William Hill (LON: WMH) has said that it expects profits to be hit by the new lockdown restrictions.
As lockdown eased, the group saw an “encouraging” third quarter and reported a 9% fall in revenue.
The 9% drop in revenue was an improvement to the 32% decrease for the first six months of the year.
Despite footfall increasing and live sport back in action, William Hill said that new restrictions would have a big impact.
“We estimate that, on average, the closure of 100 shops for four weeks would reduce EBITDA [an earnings measure] by circa £2m,” said the group.
Ulrik Bengtsson, the chief executive, commented “We are very pleased with the trading performance of the Group, which has been borne out of the commitment, resilience and hard work of our teams across the business. I could not be prouder of them.

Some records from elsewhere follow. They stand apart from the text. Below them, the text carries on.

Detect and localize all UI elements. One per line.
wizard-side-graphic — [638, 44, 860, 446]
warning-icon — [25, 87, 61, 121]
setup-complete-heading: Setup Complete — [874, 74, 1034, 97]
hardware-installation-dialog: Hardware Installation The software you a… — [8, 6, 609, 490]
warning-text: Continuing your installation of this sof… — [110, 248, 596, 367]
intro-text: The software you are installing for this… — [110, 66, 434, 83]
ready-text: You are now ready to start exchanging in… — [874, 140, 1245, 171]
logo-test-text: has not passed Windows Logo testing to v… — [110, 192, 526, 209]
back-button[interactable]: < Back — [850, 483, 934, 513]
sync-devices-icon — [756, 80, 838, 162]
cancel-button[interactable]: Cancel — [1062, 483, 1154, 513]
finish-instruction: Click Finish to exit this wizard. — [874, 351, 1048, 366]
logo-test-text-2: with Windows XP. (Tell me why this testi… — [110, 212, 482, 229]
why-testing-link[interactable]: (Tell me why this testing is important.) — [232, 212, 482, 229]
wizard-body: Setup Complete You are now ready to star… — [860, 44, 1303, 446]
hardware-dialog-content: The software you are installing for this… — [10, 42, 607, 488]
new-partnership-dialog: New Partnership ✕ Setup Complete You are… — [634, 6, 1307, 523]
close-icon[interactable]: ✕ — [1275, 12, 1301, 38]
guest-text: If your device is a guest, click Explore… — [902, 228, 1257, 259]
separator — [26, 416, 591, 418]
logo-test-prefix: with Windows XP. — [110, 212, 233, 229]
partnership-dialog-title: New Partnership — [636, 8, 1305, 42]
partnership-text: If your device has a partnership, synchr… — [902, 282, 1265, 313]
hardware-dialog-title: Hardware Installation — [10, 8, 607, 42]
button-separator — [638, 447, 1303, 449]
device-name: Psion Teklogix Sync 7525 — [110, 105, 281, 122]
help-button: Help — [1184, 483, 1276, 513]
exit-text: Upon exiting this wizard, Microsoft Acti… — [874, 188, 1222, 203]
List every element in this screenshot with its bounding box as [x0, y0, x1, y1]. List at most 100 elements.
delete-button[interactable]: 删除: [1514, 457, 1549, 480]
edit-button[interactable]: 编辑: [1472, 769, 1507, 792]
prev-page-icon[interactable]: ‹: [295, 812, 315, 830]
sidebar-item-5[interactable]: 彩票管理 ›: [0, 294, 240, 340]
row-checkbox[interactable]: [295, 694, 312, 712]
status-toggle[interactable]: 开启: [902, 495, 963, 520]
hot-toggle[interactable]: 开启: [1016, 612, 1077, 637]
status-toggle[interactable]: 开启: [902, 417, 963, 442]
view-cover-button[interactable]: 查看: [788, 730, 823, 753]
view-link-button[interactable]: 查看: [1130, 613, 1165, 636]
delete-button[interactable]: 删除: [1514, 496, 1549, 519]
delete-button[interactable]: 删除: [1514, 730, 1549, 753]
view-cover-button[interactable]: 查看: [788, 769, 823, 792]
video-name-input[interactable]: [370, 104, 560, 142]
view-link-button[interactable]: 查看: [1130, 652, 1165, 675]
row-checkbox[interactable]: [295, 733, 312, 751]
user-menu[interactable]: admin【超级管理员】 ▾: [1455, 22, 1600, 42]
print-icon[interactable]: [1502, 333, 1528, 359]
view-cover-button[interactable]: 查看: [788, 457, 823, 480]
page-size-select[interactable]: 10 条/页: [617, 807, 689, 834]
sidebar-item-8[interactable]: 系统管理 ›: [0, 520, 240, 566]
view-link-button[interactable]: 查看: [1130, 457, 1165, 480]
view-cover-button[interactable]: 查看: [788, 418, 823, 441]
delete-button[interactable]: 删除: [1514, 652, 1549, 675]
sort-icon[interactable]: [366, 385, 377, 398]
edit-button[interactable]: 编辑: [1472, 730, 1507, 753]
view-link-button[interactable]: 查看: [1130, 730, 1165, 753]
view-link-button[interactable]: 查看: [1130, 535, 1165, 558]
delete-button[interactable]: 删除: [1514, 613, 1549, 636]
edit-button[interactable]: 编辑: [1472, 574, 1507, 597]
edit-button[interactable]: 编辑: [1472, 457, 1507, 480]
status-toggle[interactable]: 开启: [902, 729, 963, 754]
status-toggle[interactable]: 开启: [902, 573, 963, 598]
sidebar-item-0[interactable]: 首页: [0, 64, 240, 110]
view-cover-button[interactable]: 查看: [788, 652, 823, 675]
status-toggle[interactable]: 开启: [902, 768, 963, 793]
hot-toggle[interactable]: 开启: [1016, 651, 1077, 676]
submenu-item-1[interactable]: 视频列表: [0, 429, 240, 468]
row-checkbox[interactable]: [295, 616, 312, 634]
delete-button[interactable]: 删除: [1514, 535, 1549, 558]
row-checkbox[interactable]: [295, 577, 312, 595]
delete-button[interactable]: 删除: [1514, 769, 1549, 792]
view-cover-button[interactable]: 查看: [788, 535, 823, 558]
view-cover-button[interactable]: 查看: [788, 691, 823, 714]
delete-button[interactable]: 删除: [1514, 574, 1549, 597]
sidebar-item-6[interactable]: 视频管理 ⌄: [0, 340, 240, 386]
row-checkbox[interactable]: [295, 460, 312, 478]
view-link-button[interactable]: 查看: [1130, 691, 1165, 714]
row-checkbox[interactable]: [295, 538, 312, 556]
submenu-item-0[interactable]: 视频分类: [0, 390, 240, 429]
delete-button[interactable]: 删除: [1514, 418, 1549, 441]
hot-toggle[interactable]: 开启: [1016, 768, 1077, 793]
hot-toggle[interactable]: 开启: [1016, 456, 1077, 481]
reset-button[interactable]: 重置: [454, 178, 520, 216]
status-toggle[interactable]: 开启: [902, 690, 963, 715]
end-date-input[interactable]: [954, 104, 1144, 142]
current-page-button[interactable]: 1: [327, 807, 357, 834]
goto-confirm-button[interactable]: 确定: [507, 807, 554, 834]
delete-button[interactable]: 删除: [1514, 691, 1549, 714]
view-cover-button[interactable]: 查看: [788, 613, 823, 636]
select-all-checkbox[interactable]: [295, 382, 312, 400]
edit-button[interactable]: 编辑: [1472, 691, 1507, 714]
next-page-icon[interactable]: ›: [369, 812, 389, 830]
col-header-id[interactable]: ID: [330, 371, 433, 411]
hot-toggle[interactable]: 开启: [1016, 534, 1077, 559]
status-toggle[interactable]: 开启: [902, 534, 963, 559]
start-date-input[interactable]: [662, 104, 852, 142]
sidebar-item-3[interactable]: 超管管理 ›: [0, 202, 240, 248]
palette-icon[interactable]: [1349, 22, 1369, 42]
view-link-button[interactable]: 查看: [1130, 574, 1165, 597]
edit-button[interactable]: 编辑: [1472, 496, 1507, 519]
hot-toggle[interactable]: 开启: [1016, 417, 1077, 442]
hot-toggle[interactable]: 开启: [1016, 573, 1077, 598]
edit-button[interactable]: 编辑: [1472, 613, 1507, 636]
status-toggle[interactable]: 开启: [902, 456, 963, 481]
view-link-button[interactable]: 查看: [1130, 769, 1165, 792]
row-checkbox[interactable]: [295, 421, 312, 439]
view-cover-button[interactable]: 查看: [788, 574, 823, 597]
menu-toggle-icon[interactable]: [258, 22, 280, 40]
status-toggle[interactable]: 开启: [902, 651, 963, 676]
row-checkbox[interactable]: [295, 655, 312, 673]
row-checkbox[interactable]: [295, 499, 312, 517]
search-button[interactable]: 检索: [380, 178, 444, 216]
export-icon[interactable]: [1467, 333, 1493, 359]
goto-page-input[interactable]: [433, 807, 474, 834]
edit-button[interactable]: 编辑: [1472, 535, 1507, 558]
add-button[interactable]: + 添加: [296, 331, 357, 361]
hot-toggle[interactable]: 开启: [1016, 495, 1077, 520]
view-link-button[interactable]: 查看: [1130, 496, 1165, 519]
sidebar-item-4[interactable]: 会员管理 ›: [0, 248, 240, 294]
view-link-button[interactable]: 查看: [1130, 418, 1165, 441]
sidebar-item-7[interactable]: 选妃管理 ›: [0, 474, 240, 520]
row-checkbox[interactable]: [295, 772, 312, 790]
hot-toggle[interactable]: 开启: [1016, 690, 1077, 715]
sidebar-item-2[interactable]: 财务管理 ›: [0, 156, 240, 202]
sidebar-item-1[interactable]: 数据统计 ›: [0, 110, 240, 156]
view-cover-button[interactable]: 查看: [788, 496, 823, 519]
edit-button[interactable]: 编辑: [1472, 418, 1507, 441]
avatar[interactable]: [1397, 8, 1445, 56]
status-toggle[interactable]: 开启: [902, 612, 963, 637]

“We have moved the company forward with our relentless focus on our customers, enhancing the competitiveness of our product, and maintaining player safety as one of our highest priorities. We have reinvigorated the leadership team and they, in turn, have empowered their teams to deliver on our plans,” he added.
William Hill is currently undergoing a £2.9bn takeover by the US casino company Caesars. Caesars is paying £2.72 per William Hill share in cash.
Tom Reeg, the chief executive of Caesars, said on the deal: “William Hill’s sports betting expertise will complement Caesars’ current offering, enabling the combined group to better serve our customers in the fast-growing US sports betting and online market.”